The Boards of Directors of Metso Corporation announced on July 4, 2019 that they have agreed on the combination of Metso’s Minerals business and Outotec through a partial demerger of Metso in accordance with the demerger plan and combination agreement signed on July 4, 2019.
As announced on June 18, 2020, Metso and Outotec have received all regulatory approvals for the combination and the Boards of Directors of Metso and Outotec are expected to resolve to complete the combination on June 30, 2020.
The completion of the combination takes place when Metso’s partial demerger is completed, which is expected to be registered at the Finnish Trade Register in the evening of June 30, 2020. After absorbing the Metso Minerals Business, Outotec will become Metso Outotec Corporation.
Simultaneously, Metso will be renamed Neles Corporation. Trading in the shares of Metso Outotec on the official list of Nasdaq Helsinki Ltd is expected to commence on July 1, 2020. Metso Outotec’s shares will be subject to trading on Nasdaq Helsinki under the trading code MOCORP (ISIN code: FI0009014575).
A total of 645,850,948 new shares in Outotec will be issued as demerger consideration to Metso’s shareholders based on their shareholdings in Metso on June 30, 2020. The demerger consideration shares are intended to be registered at the Finnish Trade Register in the evening of June 30, 2020, and the new shares are expected to be registered on the book-entry accounts of Metso’s shareholders on or about July 1, 2020.
Any trades with Metso shares that are not settled by June 30, 2020 will be settled in accordance with standard settlement procedures, and investors who have acquired Metso shares by such trades will receive both Metso Outotec and Neles shares at settlement. Trading in the new shares on the official list of Nasdaq Helsinki is expected to commence on July 1, 2020. As a result of the registration of the completion of Metso’s partial demerger, the total number of Outotec shares will increase to 828,972,440 shares and the share capital will be increased by €90-million to €107,186,442.52.
In respect of Metso’s shareholders outside of Finland, applicable securities laws may affect the offer, sale or delivery of the demerger consideration shares, as described in the Offering Circular, dated 7 October 2019; unless Outotec is satisfied, in its sole discretion, that the demerger consideration shares can be offered, sold and delivered in compliance with applicable securities laws (without the completion of additional documents, approvals or registrations), the demerger consideration shares that such person would otherwise have received under the terms of the demerger may ultimately be sold in open market transactions and, in such circumstances, such persons would receive a pro rata portion of net cash proceeds thereof.

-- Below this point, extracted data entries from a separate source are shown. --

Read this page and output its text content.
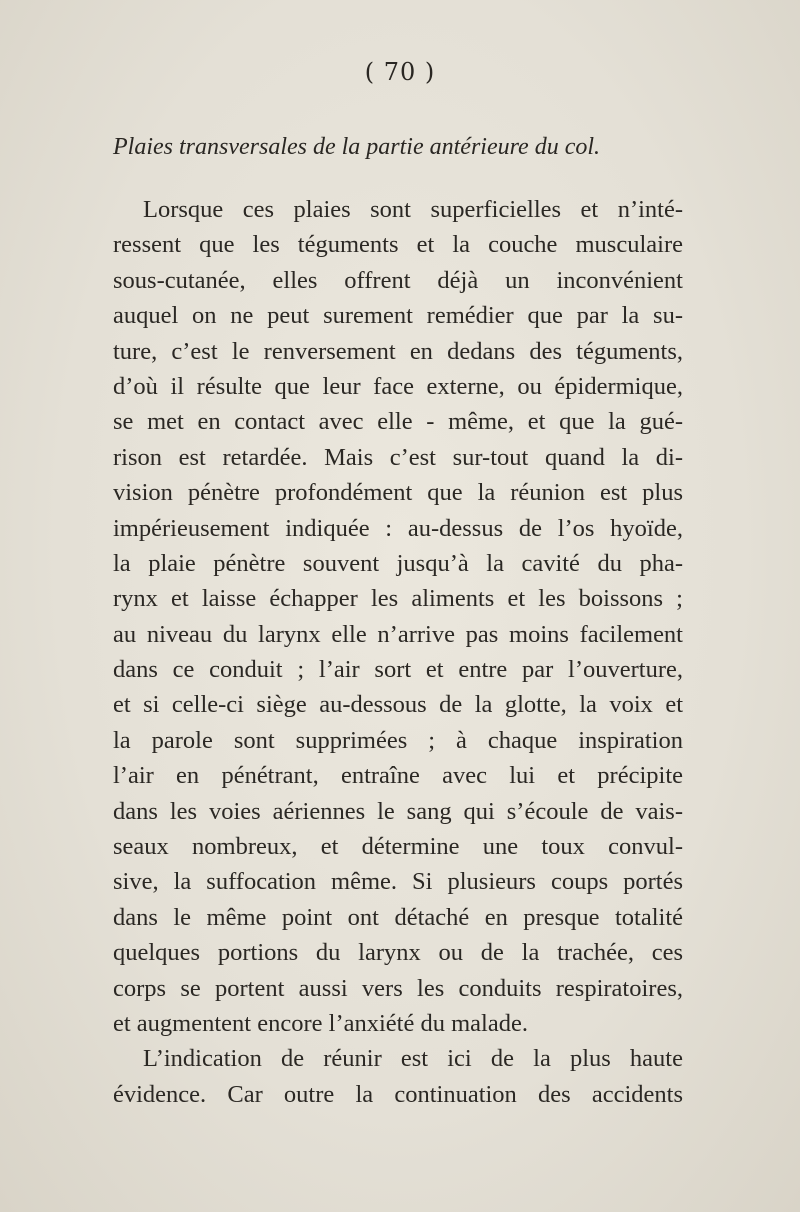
( 70 )
Plaies transversales de la partie antérieure du col.
Lorsque ces plaies sont superficielles et n’inté-
ressent que les téguments et la couche musculaire
sous-cutanée, elles offrent déjà un inconvénient
auquel on ne peut surement remédier que par la su-
ture, c’est le renversement en dedans des téguments,
d’où il résulte que leur face externe, ou épidermique,
se met en contact avec elle - même, et que la gué-
rison est retardée. Mais c’est sur-tout quand la di-
vision pénètre profondément que la réunion est plus
impérieusement indiquée : au-dessus de l’os hyoïde,
la plaie pénètre souvent jusqu’à la cavité du pha-
rynx et laisse échapper les aliments et les boissons ;
au niveau du larynx elle n’arrive pas moins facilement
dans ce conduit ; l’air sort et entre par l’ouverture,
et si celle-ci siège au-dessous de la glotte, la voix et
la parole sont supprimées ; à chaque inspiration
l’air en pénétrant, entraîne avec lui et précipite
dans les voies aériennes le sang qui s’écoule de vais-
seaux nombreux, et détermine une toux convul-
sive, la suffocation même. Si plusieurs coups portés
dans le même point ont détaché en presque totalité
quelques portions du larynx ou de la trachée, ces
corps se portent aussi vers les conduits respiratoires,
et augmentent encore l’anxiété du malade.
L’indication de réunir est ici de la plus haute
évidence. Car outre la continuation des accidents
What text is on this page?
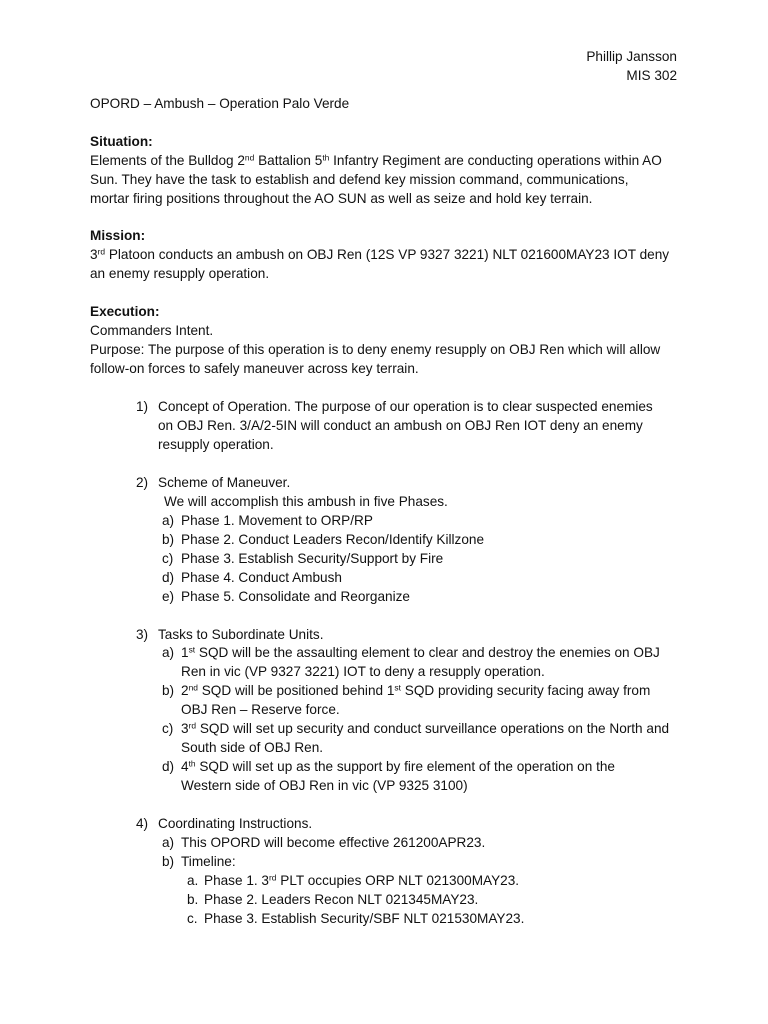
Phillip Jansson
MIS 302
OPORD – Ambush – Operation Palo Verde
Situation:
Elements of the Bulldog 2nd Battalion 5th Infantry Regiment are conducting operations within AO
Sun. They have the task to establish and defend key mission command, communications,
mortar firing positions throughout the AO SUN as well as seize and hold key terrain.
Mission:
3rd Platoon conducts an ambush on OBJ Ren (12S VP 9327 3221) NLT 021600MAY23 IOT deny
an enemy resupply operation.
Execution:
Commanders Intent.
Purpose: The purpose of this operation is to deny enemy resupply on OBJ Ren which will allow
follow-on forces to safely maneuver across key terrain.
1) Concept of Operation. The purpose of our operation is to clear suspected enemies
on OBJ Ren. 3/A/2-5IN will conduct an ambush on OBJ Ren IOT deny an enemy
resupply operation.
2) Scheme of Maneuver.
We will accomplish this ambush in five Phases.
a) Phase 1. Movement to ORP/RP
b) Phase 2. Conduct Leaders Recon/Identify Killzone
c) Phase 3. Establish Security/Support by Fire
d) Phase 4. Conduct Ambush
e) Phase 5. Consolidate and Reorganize
3) Tasks to Subordinate Units.
a) 1st SQD will be the assaulting element to clear and destroy the enemies on OBJ
Ren in vic (VP 9327 3221) IOT to deny a resupply operation.
b) 2nd SQD will be positioned behind 1st SQD providing security facing away from
OBJ Ren – Reserve force.
c) 3rd SQD will set up security and conduct surveillance operations on the North and
South side of OBJ Ren.
d) 4th SQD will set up as the support by fire element of the operation on the
Western side of OBJ Ren in vic (VP 9325 3100)
4) Coordinating Instructions.
a) This OPORD will become effective 261200APR23.
b) Timeline:
a. Phase 1. 3rd PLT occupies ORP NLT 021300MAY23.
b. Phase 2. Leaders Recon NLT 021345MAY23.
c. Phase 3. Establish Security/SBF NLT 021530MAY23.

The sale of the demerger consideration shares pursuant to this arrangement will occur outside of the United States pursuant to a centralized sale process, take place as soon as reasonably practical after the completion of the demerger and will be subject to applicable fees and expenses.
The demerger consideration shares have not been, and will not be, registered under the U.S. Securities Act of 1933, as amended, or the securities laws of any state of the United States (as defined in Regulation S under the Securities Act) and may not be offered, sold or delivered, directly or indirectly, in or into the United States absent registration, except pursuant to an exemption from, or in a transaction not subject to, the registration requirements of the Securities Act and in compliance with any applicable state and other securities laws of the United States.